L’atto del raccontare è stato ed è sempre per la nostra “crew”, – come definisco io il nostro gruppo familiare -, di fondamentale importanza, un momento utile di coesione e di pausa.
Spiego. Fin da piccolissimi, il racconto era uno dei passi fondamentali della liturgia che abbiamo creato per insegnare ai nostri due diavoletti (prima uno e poi l’altra) a dormire la notte.
C’era il bagnetto, la cena e poi il racconto della giornata. Si non una favola, quelle servivano ad addormentarsi dopo pranzo per la siesta, ma dei veri e propri resoconti della giornata.
Il tema era esattamente la ricostruzione della giornata, quello che avevamo fatto assieme, quello che avevano fatto la mamma e\o il papà, in una sorta di diario continuo giorno dopo giorno.
Quindi si parlava di noi, dei nostri mestieri, di cosa avevamo fatto al lavoro oppure di cosa avevamo fatto assieme, ed ovviamente più l’età cresceva più anche il dettaglio del racconto si infittiva.
Cresciuti i ragazzi, la tradizione si è modificata, non dovendoli più addormentare, ma non il gusto del resoconto.
Capita ancora spesso di raccontarci quello che facciamo, quello che ci accade, comprese le vicende anche negative, come ad esempio, recentemente per la fine del mio rapporto lavorativo.
A loro piace molto, sentirsi raccontare, descrivere. Ridono come dei pazzi, se raccontiamo loro un episodio di quando erano piccoli, dei casini che hanno combinato, oppure di quanto sono stati bravi in una certa situazione.
Poi ci sono i racconti dei nonni, spesso anche qui storie di vita vissuta, che a loro piacciono davvero tanto: il nonno quando faceva il militare, la nonna alle prese con loro da piccoli etc.etc.
Quindi non tanto degli affabulatori, ma più dei cronisti di strada.

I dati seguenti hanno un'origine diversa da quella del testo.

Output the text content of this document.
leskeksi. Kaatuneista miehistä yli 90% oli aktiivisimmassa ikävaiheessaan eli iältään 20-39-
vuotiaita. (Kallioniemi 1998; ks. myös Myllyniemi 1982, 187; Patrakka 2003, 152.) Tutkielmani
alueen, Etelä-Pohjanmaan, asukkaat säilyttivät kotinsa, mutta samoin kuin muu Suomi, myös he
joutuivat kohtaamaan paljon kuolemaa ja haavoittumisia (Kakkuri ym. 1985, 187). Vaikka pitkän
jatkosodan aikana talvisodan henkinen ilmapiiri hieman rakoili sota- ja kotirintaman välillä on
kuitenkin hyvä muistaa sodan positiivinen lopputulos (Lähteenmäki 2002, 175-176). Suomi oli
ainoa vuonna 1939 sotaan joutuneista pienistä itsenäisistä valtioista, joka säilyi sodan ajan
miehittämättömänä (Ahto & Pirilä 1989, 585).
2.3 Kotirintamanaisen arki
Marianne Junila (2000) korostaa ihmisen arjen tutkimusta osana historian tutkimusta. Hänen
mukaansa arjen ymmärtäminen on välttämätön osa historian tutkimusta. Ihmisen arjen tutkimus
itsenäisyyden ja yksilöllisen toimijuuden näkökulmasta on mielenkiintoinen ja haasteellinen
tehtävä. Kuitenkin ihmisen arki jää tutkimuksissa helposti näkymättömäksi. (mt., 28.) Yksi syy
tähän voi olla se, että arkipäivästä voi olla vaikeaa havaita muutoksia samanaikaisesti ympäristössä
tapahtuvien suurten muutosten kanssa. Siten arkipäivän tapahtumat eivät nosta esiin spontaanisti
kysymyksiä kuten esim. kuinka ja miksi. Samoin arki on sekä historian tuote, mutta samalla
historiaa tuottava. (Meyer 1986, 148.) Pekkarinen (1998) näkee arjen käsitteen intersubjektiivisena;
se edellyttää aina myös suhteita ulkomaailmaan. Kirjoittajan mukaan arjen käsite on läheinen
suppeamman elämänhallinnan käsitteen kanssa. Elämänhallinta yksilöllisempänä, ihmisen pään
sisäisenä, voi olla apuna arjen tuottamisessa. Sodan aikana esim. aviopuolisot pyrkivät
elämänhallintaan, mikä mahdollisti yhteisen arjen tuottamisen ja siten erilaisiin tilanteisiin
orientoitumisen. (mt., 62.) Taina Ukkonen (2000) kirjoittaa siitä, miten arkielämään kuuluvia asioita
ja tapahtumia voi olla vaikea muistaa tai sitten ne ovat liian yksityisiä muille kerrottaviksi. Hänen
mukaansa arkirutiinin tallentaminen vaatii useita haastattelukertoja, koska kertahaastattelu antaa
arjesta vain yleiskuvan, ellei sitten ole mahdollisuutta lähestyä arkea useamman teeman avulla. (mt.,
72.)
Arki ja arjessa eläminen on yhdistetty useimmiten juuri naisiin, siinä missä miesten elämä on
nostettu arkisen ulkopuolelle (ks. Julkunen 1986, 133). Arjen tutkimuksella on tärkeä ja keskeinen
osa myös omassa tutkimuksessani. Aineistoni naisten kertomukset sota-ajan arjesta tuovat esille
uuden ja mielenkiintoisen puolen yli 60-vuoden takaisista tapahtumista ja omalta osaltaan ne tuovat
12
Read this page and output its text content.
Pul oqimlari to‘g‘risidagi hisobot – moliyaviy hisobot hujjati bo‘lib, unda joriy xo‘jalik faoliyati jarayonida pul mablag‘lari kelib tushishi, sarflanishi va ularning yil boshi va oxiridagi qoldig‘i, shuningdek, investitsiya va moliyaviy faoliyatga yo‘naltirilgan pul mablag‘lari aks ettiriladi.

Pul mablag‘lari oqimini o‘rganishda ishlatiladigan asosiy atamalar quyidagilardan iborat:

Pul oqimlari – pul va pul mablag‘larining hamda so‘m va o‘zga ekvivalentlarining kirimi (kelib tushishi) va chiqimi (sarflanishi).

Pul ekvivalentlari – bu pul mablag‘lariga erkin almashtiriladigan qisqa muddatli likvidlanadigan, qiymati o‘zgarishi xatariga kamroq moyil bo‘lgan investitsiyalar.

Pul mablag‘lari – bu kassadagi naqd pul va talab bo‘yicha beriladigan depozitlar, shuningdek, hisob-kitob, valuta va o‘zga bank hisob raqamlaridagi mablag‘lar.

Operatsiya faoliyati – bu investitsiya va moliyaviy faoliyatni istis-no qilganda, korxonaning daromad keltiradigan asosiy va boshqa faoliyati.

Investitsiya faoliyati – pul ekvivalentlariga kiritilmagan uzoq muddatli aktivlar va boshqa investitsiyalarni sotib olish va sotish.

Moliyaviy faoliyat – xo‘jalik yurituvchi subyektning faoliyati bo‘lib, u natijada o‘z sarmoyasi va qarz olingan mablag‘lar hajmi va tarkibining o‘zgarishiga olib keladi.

Poca magia se vogliamo ma molta molta realtà.
Ancora adesso che hanno 11 e 9 anni, ci chiedono di raccontare quello che facciamo, se sentono i genitori impegnati in un racconto, vogliono sapere di cosa stiamo parlando e adorano quando li descriviamo, magari nei loro difetti, nei loro capricci oppure nelle loro attività preferite che al momento rimangono le gesta sportive.
Cosi come spesso la richiesta è di ri-raccontare cose del passato, di ripetere se possibile alla stessa maniera cose raccontate gli anni prima, perché ovviamente esistono dei “topics evergreen” che non andranno fuori moda mai.
Non so se capita anche ad altri, ma a me piace molto. Mi sono domandato se questo abbia ammazzato la fantasia, il sogno, l’onirico, ma non credo quelli li ritroviamo in altri momenti, nei libri, nei fumetti, a volte al cinema, né mi paiono particolarmente poco propensi (i ragazzi) al gioco e all’immaginazione.
E riflettendo su questo mi piace pensare che abbia contribuito a sviluppare il piacere del ricordo e quindi della memoria.
Di quel fare memoria, che troppo spesso invece di questi tempi viene lasciato da parte.
Quando ricordare appare un attività troppo invasiva, rischiosa, inutile.
Quando avere memoria, pare un esercizio vetusto, atto solo a chi è vecchio dentro, non vuole cambiare, non si fida dei tempi che cambiano.
Allora mi piace pensare che i nostri racconti aiutino loro a memorizzare, le cose belle, quelle brutte, gli errori fatti e le scelte giuste.
Che fare Memoria sia per loro un gesto moderno, innovativo, che non si fidino solo di ciò che è ora, che è presente, ma capiscano che la memoria come le radici, sono la base del loro futuro.
Senza memoria non sei curioso, senza sentire i racconti di vita vissuta di chi ti ha preceduto, non ti doti di sistemi critici, fai fatica a ragionare, ad affermare le tue idee e a sviluppare senso critico, a radicare le tue convinzioni su una base “immanente” di valori, che hanno costruito e costituiscono le tue ragioni ed anche le tue sicurezze.
Certo forse queste sono speranze di un padre e di una madre, forse lo scrivo più per gli adulti che siamo e la situazione sociale che viviamo, forse lo dico al bambino che c’è in me, ma il fatto che tra le materie preferite a scuola di entrambi ci sia la Storia, mi fa pensare che forse poi non sia solo una nostra illusione.